Il y eut grande rumeur dans la salle. Tout le monde chercha des yeux la personne qui avait lancé cette surenchère, et qui ne pouvait être qu’une femme. Mais il ne se trouva pas une seule femme dans l’assistance. Le notaire demanda:
‘Qui a parlé?’
De nouveau, la même voix se fit entendre.
‘Groac’h Lanascol!’ répondit-elle.
Ce fut une débandade générale. Depuis lors, il ne s’était jamais présenté d’acquéreur, et voilà pourquoi, répétait-on couramment, Lanascol était toujours à vendre.
Si je vous ai entretenu à plaisir de la Fée de Lanascol, mon cher monsieur Wentz, c’est qu’elle est la première qui ait fait impression sur moi, dans mon enfance. Combien d’autres n’en ai-je pas connu, par la suite, à travers les récits de mes compatriotes des grèves, des champs ou des bois! La Bretagne est restée un royaume de féerie. On n’y peut voyager l’espace d’une lieue sans côtoyer la demeure de quelque fée mâle ou femelle. Ces jours derniers, comme j’accomplissais un pèlerinage d’automne à l’hallucinante forêt de Paimpont, toute hantée encore des grands souvenirs de la légende celtique, je croisai, sous les opulents ombrages du Pas-du-Houx, une ramasseuse de bois mort, avec qui je ne manquai pas, vous pensez bien, de lier conversation. Un des premiers noms que je prononçai fut naturellement celui de Viviane.
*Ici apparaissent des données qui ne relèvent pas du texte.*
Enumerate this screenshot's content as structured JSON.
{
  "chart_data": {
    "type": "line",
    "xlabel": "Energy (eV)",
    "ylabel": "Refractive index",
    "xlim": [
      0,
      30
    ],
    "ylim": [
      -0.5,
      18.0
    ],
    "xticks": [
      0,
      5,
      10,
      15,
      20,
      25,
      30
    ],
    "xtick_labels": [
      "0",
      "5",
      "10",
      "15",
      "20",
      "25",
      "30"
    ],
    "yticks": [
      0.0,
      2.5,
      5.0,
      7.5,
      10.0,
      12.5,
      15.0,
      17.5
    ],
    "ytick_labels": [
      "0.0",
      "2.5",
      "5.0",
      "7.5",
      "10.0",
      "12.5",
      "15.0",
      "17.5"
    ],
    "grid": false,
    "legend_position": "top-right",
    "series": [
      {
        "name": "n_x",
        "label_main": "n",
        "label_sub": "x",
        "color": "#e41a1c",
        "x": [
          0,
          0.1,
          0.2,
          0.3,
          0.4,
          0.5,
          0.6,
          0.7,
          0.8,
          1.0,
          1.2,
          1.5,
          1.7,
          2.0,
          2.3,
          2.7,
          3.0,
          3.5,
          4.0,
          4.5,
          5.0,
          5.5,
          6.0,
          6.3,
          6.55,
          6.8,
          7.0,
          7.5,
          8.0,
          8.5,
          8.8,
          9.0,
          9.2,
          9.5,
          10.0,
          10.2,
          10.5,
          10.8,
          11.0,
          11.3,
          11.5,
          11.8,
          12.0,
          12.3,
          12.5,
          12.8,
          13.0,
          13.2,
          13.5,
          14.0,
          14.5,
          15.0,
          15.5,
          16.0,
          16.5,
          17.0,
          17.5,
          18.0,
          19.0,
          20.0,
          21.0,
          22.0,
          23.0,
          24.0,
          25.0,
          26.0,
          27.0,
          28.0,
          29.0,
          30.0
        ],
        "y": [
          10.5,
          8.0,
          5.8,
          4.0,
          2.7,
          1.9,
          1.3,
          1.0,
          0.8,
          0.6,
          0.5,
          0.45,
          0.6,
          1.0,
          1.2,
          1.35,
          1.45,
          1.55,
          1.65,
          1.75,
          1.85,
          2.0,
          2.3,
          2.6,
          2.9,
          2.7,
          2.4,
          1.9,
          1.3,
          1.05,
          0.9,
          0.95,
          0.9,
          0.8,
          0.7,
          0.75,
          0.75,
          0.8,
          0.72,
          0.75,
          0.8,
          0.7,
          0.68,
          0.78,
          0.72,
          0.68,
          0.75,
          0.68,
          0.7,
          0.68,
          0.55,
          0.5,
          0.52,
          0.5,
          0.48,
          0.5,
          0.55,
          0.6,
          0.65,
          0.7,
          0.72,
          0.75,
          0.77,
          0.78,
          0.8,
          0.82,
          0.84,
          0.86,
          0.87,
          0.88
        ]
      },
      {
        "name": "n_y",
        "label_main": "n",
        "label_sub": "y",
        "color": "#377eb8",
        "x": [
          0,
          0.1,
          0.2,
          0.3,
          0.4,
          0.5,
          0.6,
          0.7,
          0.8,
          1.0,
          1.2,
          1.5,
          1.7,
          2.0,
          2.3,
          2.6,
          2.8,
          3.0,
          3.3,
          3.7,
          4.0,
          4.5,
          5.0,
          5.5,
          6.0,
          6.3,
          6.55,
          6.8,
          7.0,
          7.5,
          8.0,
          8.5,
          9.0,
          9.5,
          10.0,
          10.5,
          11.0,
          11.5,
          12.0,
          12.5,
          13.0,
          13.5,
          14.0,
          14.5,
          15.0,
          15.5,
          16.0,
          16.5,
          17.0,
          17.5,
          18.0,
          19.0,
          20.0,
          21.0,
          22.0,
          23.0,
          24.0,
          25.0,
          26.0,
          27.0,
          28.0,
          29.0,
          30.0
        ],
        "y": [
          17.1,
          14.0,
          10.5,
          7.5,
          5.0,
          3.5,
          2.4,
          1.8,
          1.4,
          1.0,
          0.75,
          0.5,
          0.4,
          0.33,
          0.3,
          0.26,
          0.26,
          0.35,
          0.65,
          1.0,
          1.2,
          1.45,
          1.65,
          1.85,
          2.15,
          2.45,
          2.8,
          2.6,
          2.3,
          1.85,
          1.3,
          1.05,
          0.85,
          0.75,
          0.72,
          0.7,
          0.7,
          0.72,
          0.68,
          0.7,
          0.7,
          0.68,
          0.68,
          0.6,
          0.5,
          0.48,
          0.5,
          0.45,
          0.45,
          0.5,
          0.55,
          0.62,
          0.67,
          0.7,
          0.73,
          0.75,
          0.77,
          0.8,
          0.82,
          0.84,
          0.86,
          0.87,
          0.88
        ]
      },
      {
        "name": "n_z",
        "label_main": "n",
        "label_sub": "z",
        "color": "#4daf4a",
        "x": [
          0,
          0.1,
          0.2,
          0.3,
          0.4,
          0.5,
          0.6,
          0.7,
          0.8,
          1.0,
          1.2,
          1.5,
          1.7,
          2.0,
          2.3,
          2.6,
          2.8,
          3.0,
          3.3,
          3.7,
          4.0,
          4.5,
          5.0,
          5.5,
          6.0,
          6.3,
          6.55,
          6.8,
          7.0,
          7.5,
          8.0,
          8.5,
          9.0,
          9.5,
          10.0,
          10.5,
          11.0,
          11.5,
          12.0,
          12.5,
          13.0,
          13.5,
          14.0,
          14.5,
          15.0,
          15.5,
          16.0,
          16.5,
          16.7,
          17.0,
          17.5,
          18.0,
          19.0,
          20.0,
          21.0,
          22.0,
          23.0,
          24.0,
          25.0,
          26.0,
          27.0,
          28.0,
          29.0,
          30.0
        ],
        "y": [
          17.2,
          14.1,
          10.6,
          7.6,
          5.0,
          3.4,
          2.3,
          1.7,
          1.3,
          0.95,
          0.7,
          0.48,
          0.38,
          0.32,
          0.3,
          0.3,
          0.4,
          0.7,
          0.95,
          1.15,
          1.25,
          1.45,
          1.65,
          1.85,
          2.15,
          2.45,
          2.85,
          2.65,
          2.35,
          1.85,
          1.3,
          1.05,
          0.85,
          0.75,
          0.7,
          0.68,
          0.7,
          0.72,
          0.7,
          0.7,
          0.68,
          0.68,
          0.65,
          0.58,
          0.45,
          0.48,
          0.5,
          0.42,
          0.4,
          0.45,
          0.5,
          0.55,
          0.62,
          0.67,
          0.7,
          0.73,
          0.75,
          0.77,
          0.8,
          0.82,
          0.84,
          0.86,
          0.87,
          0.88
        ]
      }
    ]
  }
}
‘Viviane!’ se récria la vieille pauvresse. ‘Ah! bénie soit-elle, la bonne Dame! car elle est aussi bonne que belle.... Sans sa protection, mon homme, qui travaille dans les coupes, serait tombé, comme un loup, sous les fusils des gardes....’ Et elle se mit à me conter comme quoi son mari, un tantinet braconnier comme tous les bûcherons de ces parages, s’étant porté, une nuit, à l’affût du chevreuil, dans les environs de la Butte-aux-Plaintes, avait été surpris en flagrant délit par une tournée de gardes. Il voulut fuir: les gardes tirèrent. Une balle l’atteignit à la cuisse: il tomba, et il s’apprêtait à se faire tuer sur place, plutôt que de se rendre, lorsque, entre ses agresseurs et lui, s’interposa subitement une espèce de brouillard très dense qui voila tout,—le sol, les arbres, les gardes et le blessé lui-même. Et il entendit une voix sortie du brouillard, une voix légère comme un bruit de feuilles, murmurer à son oreille: ‘Sauve-toi, mon fils: l’esprit de Viviane veillera sur toi jusqu’à ce que tu aies rampé hors de la forêt.’
‘Telles furent les propres paroles de la fée,’ conclut la ramasseuse de bois mort.
Et, dévotement, elle se signa, car la religieuse Bretagne—vous le savez—vénère les fées à l’égal des saintes.